Près de 39,1 millions d'ETH verrouillés en staking, soit 32 % de l'offre circulante, malgré une baisse de 28 % du prix en 2026. La file d'entrée des valida

Chambre forte industrielle aux barres de cuivre alignées, silhouette lointaine de dos sous une lumière ambrée et navy.

Près de 39,1 millions d’ETH verrouillés en staking, soit 32 % de l’offre circulante, malgré une baisse de 28 % du prix en 2026. La file d’entrée des validateurs dépasse 3,49 millions d’ETH avec plus de 60 jours d’attente, contre seulement 7 424 ETH côté sortie. Le découplage entre signal on-chain et performance spot atteint un rarement vu — trois indicateurs structurels le confirment.

🤖 Transparence IA + DYOR — Cet article a été rédigé avec l'assistance d'outils d'IA générative à partir de sources primaires, puis relu et validé par Mohamed Meguedmi. Aucun conseil financier — faites vos propres recherches (DYOR) avant toute décision d'investissement.

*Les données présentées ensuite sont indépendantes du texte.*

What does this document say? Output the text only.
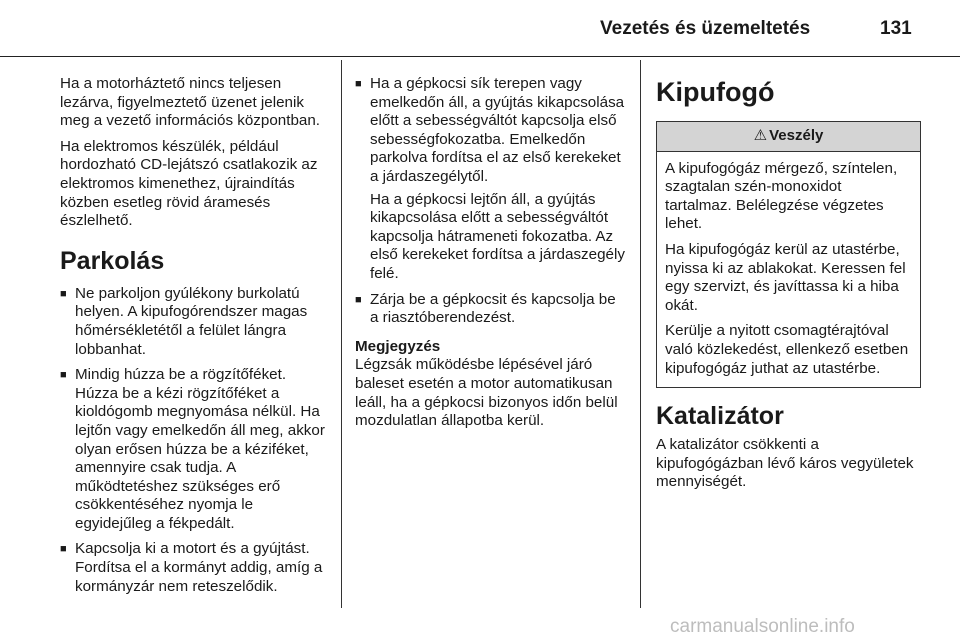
Vezetés és üzemeltetés	131

Ha a motorháztető nincs teljesen lezárva, figyelmeztető üzenet jelenik meg a vezető információs központban.

Ha elektromos készülék, például hordozható CD-lejátszó csatlakozik az elektromos kimenethez, újraindítás közben esetleg rövid áramesés észlelhető.

Parkolás
■ Ne parkoljon gyúlékony burkolatú helyen. A kipufogórendszer magas hőmérsékletétől a felület lángra lobbanhat.
■ Mindig húzza be a rögzítőféket. Húzza be a kézi rögzítőféket a kioldógomb megnyomása nélkül. Ha lejtőn vagy emelkedőn áll meg, akkor olyan erősen húzza be a kéziféket, amennyire csak tudja. A működtetéshez szükséges erő csökkentéséhez nyomja le egyidejűleg a fékpedált.
■ Kapcsolja ki a motort és a gyújtást. Fordítsa el a kormányt addig, amíg a kormányzár nem reteszelődik.
■ Ha a gépkocsi sík terepen vagy emelkedőn áll, a gyújtás kikapcsolása előtt a sebességváltót kapcsolja első sebességfokozatba. Emelkedőn parkolva fordítsa el az első kerekeket a járdaszegélytől.
Ha a gépkocsi lejtőn áll, a gyújtás kikapcsolása előtt a sebességváltót kapcsolja hátrameneti fokozatba. Az első kerekeket fordítsa a járdaszegély felé.
■ Zárja be a gépkocsit és kapcsolja be a riasztóberendezést.
Megjegyzés
Légzsák működésbe lépésével járó baleset esetén a motor automatikusan leáll, ha a gépkocsi bizonyos időn belül mozdulatlan állapotba kerül.
Kipufogó
⚠ Veszély

A kipufogógáz mérgező, színtelen, szagtalan szén-monoxidot tartalmaz. Belélegzése végzetes lehet.

Ha kipufogógáz kerül az utastérbe, nyissa ki az ablakokat. Keressen fel egy szervizt, és javíttassa ki a hiba okát.

Kerülje a nyitott csomagtérajtóval való közlekedést, ellenkező esetben kipufogógáz juthat az utastérbe.

Katalizátor

A katalizátor csökkenti a kipufogógázban lévő káros vegyületek mennyiségét.

carmanualsonline.info
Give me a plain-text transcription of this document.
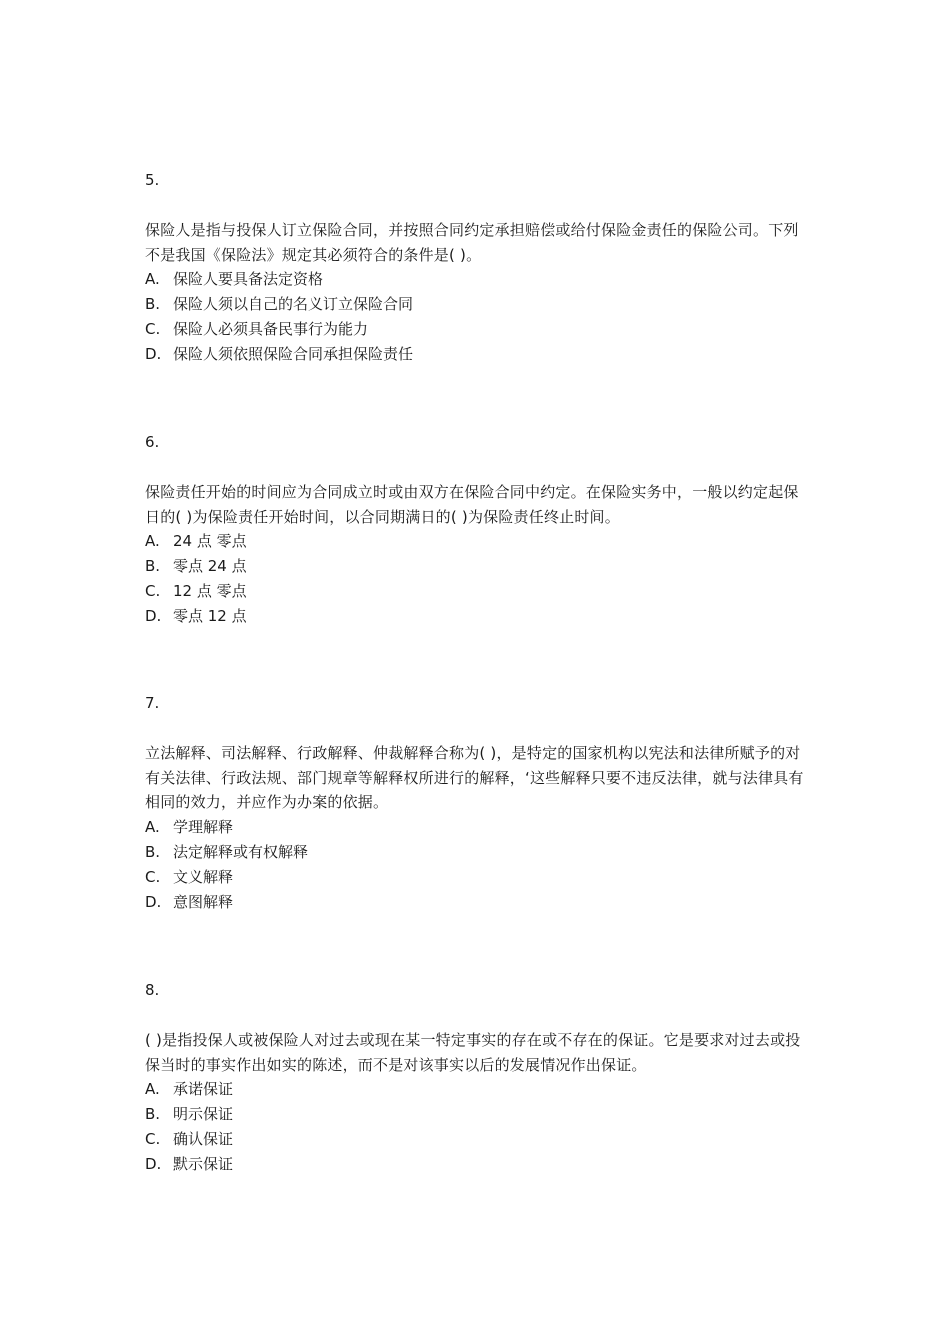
5.

保险人是指与投保人订立保险合同，并按照合同约定承担赔偿或给付保险金责任的保险公司。下列不是我国《保险法》规定其必须符合的条件是( )。

A. 保险人要具备法定资格
B. 保险人须以自己的名义订立保险合同
C. 保险人必须具备民事行为能力
D. 保险人须依照保险合同承担保险责任

6.

保险责任开始的时间应为合同成立时或由双方在保险合同中约定。在保险实务中，一般以约定起保日的( )为保险责任开始时间，以合同期满日的( )为保险责任终止时间。

A. 24 点 零点
B. 零点 24 点
C. 12 点 零点
D. 零点 12 点

7.

立法解释、司法解释、行政解释、仲裁解释合称为( )，是特定的国家机构以宪法和法律所赋予的对有关法律、行政法规、部门规章等解释权所进行的解释，‘这些解释只要不违反法律，就与法律具有相同的效力，并应作为办案的依据。

A. 学理解释
B. 法定解释或有权解释
C. 文义解释
D. 意图解释

8.

( )是指投保人或被保险人对过去或现在某一特定事实的存在或不存在的保证。它是要求对过去或投保当时的事实作出如实的陈述，而不是对该事实以后的发展情况作出保证。

A. 承诺保证
B. 明示保证
C. 确认保证
D. 默示保证
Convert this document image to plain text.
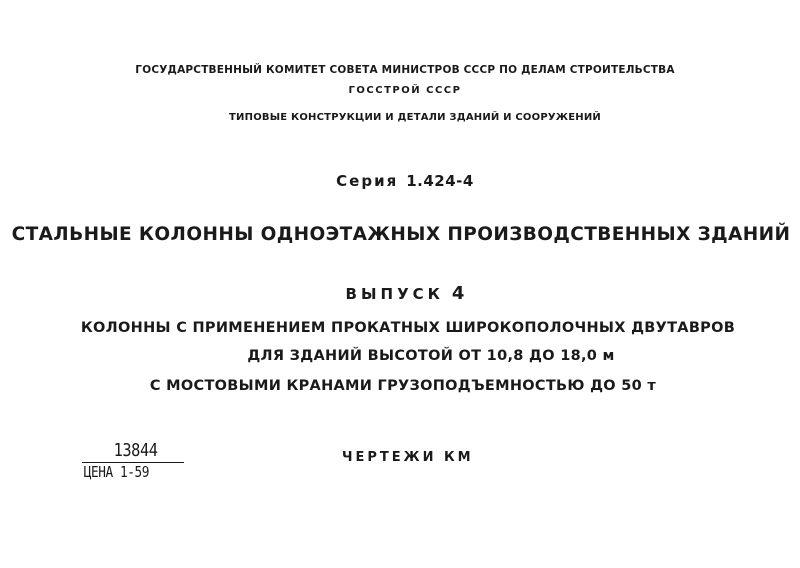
ГОСУДАРСТВЕННЫЙ КОМИТЕТ СОВЕТА МИНИСТРОВ СССР ПО ДЕЛАМ СТРОИТЕЛЬСТВА
ГОССТРОЙ СССР
ТИПОВЫЕ КОНСТРУКЦИИ И ДЕТАЛИ ЗДАНИЙ И СООРУЖЕНИЙ
Серия 1.424-4
СТАЛЬНЫЕ КОЛОННЫ ОДНОЭТАЖНЫХ ПРОИЗВОДСТВЕННЫХ ЗДАНИЙ
ВЫПУСК 4
КОЛОННЫ С ПРИМЕНЕНИЕМ ПРОКАТНЫХ ШИРОКОПОЛОЧНЫХ ДВУТАВРОВ
ДЛЯ ЗДАНИЙ ВЫСОТОЙ ОТ 10,8 ДО 18,0 м
С МОСТОВЫМИ КРАНАМИ ГРУЗОПОДЪЕМНОСТЬЮ ДО 50 т
13844
ЦЕНА 1-59
ЧЕРТЕЖИ КМ
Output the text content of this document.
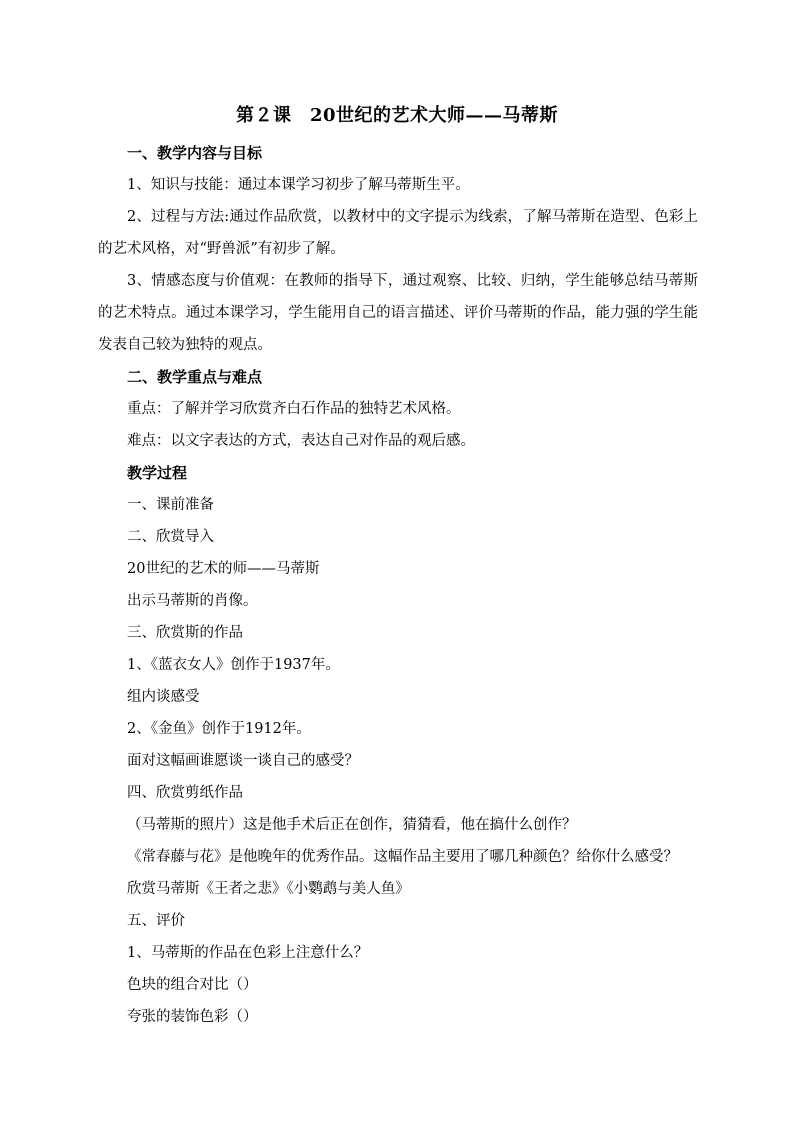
第２课　20世纪的艺术大师——马蒂斯
一、教学内容与目标
1、知识与技能：通过本课学习初步了解马蒂斯生平。
2、过程与方法:通过作品欣赏，以教材中的文字提示为线索，了解马蒂斯在造型、色彩上的艺术风格，对“野兽派”有初步了解。
3、情感态度与价值观：在教师的指导下，通过观察、比较、归纳，学生能够总结马蒂斯的艺术特点。通过本课学习，学生能用自己的语言描述、评价马蒂斯的作品，能力强的学生能发表自己较为独特的观点。
二、教学重点与难点
重点：了解并学习欣赏齐白石作品的独特艺术风格。
难点：以文字表达的方式，表达自己对作品的观后感。
教学过程
一、课前准备
二、欣赏导入
20世纪的艺术的师——马蒂斯
出示马蒂斯的肖像。
三、欣赏斯的作品
1、《蓝衣女人》创作于1937年。
组内谈感受
2、《金鱼》创作于1912年。
面对这幅画谁愿谈一谈自己的感受？
四、欣赏剪纸作品
（马蒂斯的照片）这是他手术后正在创作，猜猜看，他在搞什么创作？
《常春藤与花》是他晚年的优秀作品。这幅作品主要用了哪几种颜色？给你什么感受？
欣赏马蒂斯《王者之悲》《小鹦鹉与美人鱼》
五、评价
1、马蒂斯的作品在色彩上注意什么？
色块的组合对比（）
夸张的装饰色彩（）
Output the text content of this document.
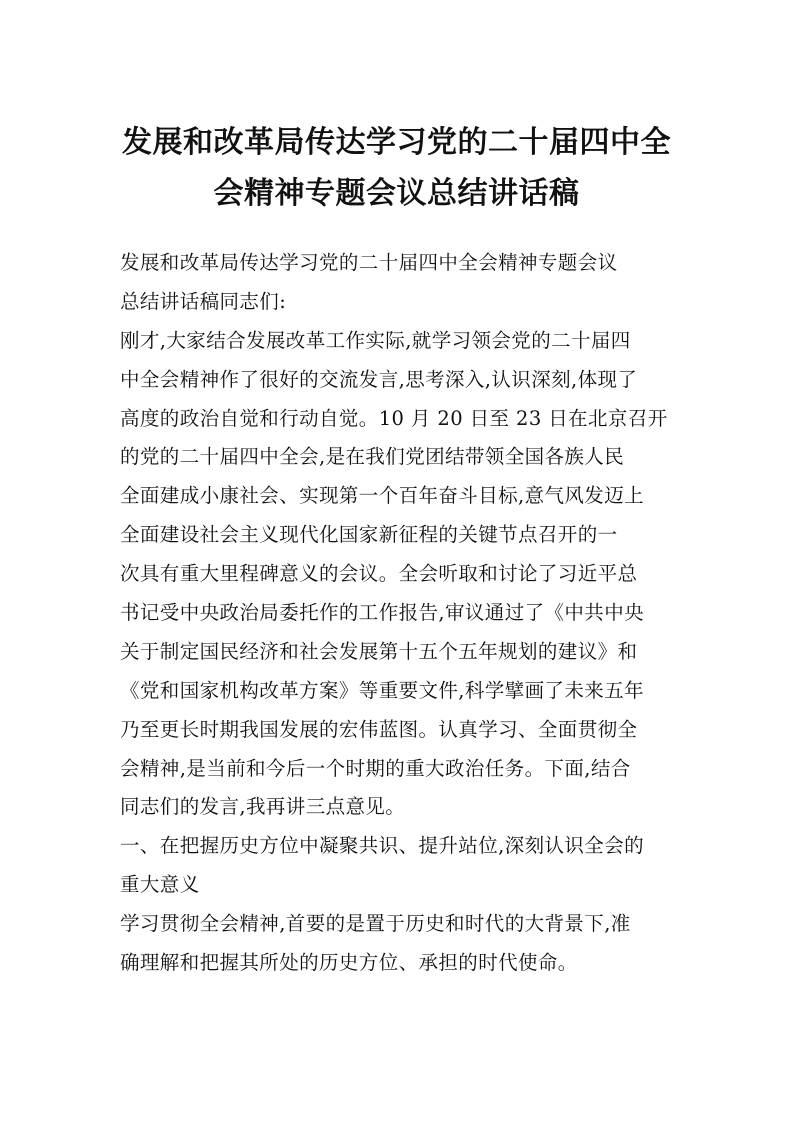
发展和改革局传达学习党的二十届四中全
会精神专题会议总结讲话稿

发展和改革局传达学习党的二十届四中全会精神专题会议

总结讲话稿同志们:

刚才,大家结合发展改革工作实际,就学习领会党的二十届四

中全会精神作了很好的交流发言,思考深入,认识深刻,体现了

高度的政治自觉和行动自觉。10 月 20 日至 23 日在北京召开

的党的二十届四中全会,是在我们党团结带领全国各族人民

全面建成小康社会、实现第一个百年奋斗目标,意气风发迈上

全面建设社会主义现代化国家新征程的关键节点召开的一

次具有重大里程碑意义的会议。全会听取和讨论了习近平总

书记受中央政治局委托作的工作报告,审议通过了《中共中央

关于制定国民经济和社会发展第十五个五年规划的建议》和

《党和国家机构改革方案》等重要文件,科学擘画了未来五年

乃至更长时期我国发展的宏伟蓝图。认真学习、全面贯彻全

会精神,是当前和今后一个时期的重大政治任务。下面,结合

同志们的发言,我再讲三点意见。

一、在把握历史方位中凝聚共识、提升站位,深刻认识全会的

重大意义

学习贯彻全会精神,首要的是置于历史和时代的大背景下,准

确理解和把握其所处的历史方位、承担的时代使命。
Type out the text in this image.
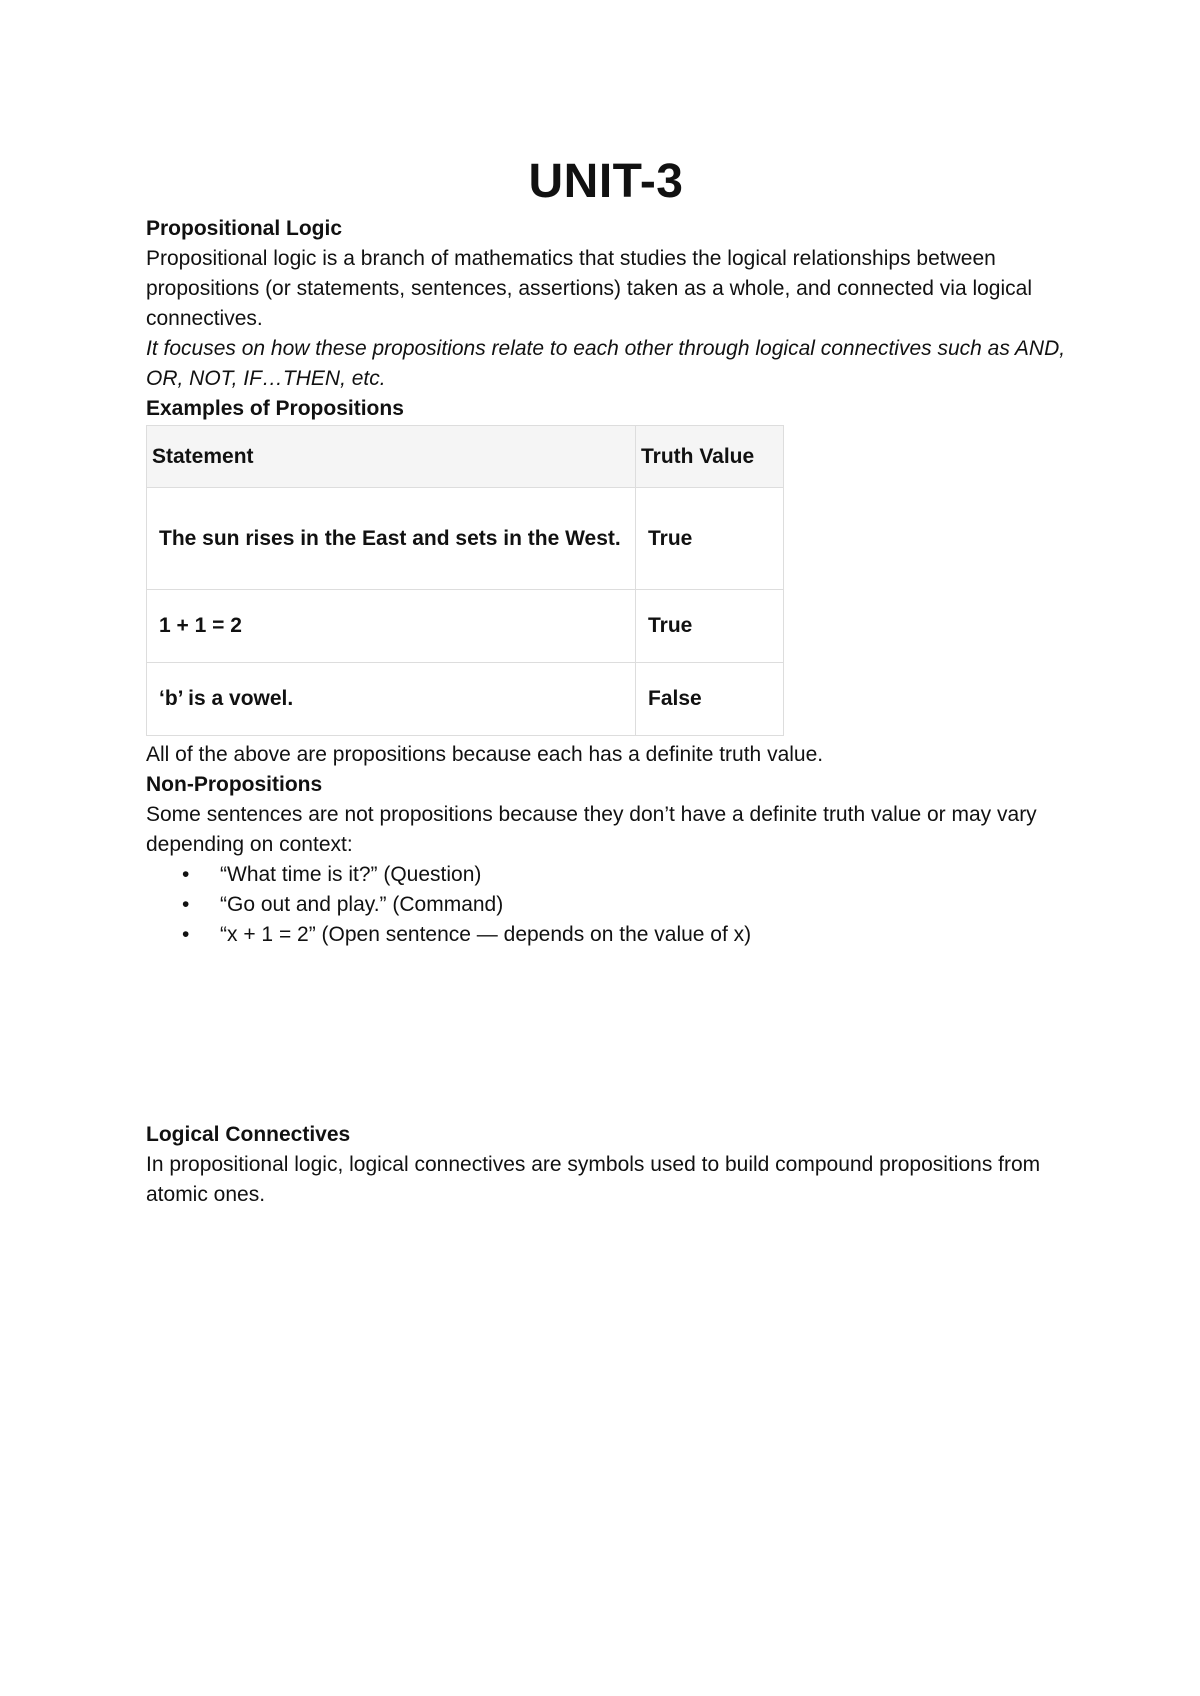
UNIT-3

Propositional Logic

Propositional logic is a branch of mathematics that studies the logical relationships between propositions (or statements, sentences, assertions) taken as a whole, and connected via logical connectives.

It focuses on how these propositions relate to each other through logical connectives such as AND, OR, NOT, IF…THEN, etc.

Examples of Propositions

Statement	Truth Value
The sun rises in the East and sets in the West.	True
1 + 1 = 2	True
‘b’ is a vowel.	False

All of the above are propositions because each has a definite truth value.

Non-Propositions

Some sentences are not propositions because they don’t have a definite truth value or may vary depending on context:

• “What time is it?” (Question)
• “Go out and play.” (Command)
• “x + 1 = 2” (Open sentence — depends on the value of x)

Logical Connectives

In propositional logic, logical connectives are symbols used to build compound propositions from atomic ones.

Points clés 1. Staking ETH à 39,1 M de coins, 32 % de l’offre, répartis sur plus de 896 000 validateurs actifs (données on-chain, mai 2026). 2. File d’entrée validateurs à 3,49 M ETH, soit plus de 60 jours d’attente — file de sortie réduite à 7 424 ETH. 3. Le prix d’Ether a reculé de 28 % depuis le 1er janvier 2026, sans détérioration des métriques de verrouillage. 4. Le trader Crypto Bullet identifie une zone d’accumulation pluriannuelle entre 1 000 et 5 000 dollars sur graphique hebdomadaire. 5. Cibles haussières long terme de 7 700 à 14 000 dollars pour la fenêtre 2027-2029, selon la même analyse technique.

Mai 2026 : un paradoxe on-chain qui interroge la lecture du cycle

Depuis le début de l’année 2026, Ether a cédé 28 % de sa capitalisation sur le marché spot. Les portefeuilles d’investisseurs particuliers affichent des moins-values, plusieurs trésoreries d’entreprise crypto-natives ont publié des dépréciations comptables, et les flux entrants sur les ETF spot Ether agréés outre-Atlantique se sont normalisés après le pic d’enthousiasme post-approbation. Le narratif dominant a glissé d’un récit de rattrapage face à Bitcoin vers une thèse de stagnation, voire de défaite structurelle.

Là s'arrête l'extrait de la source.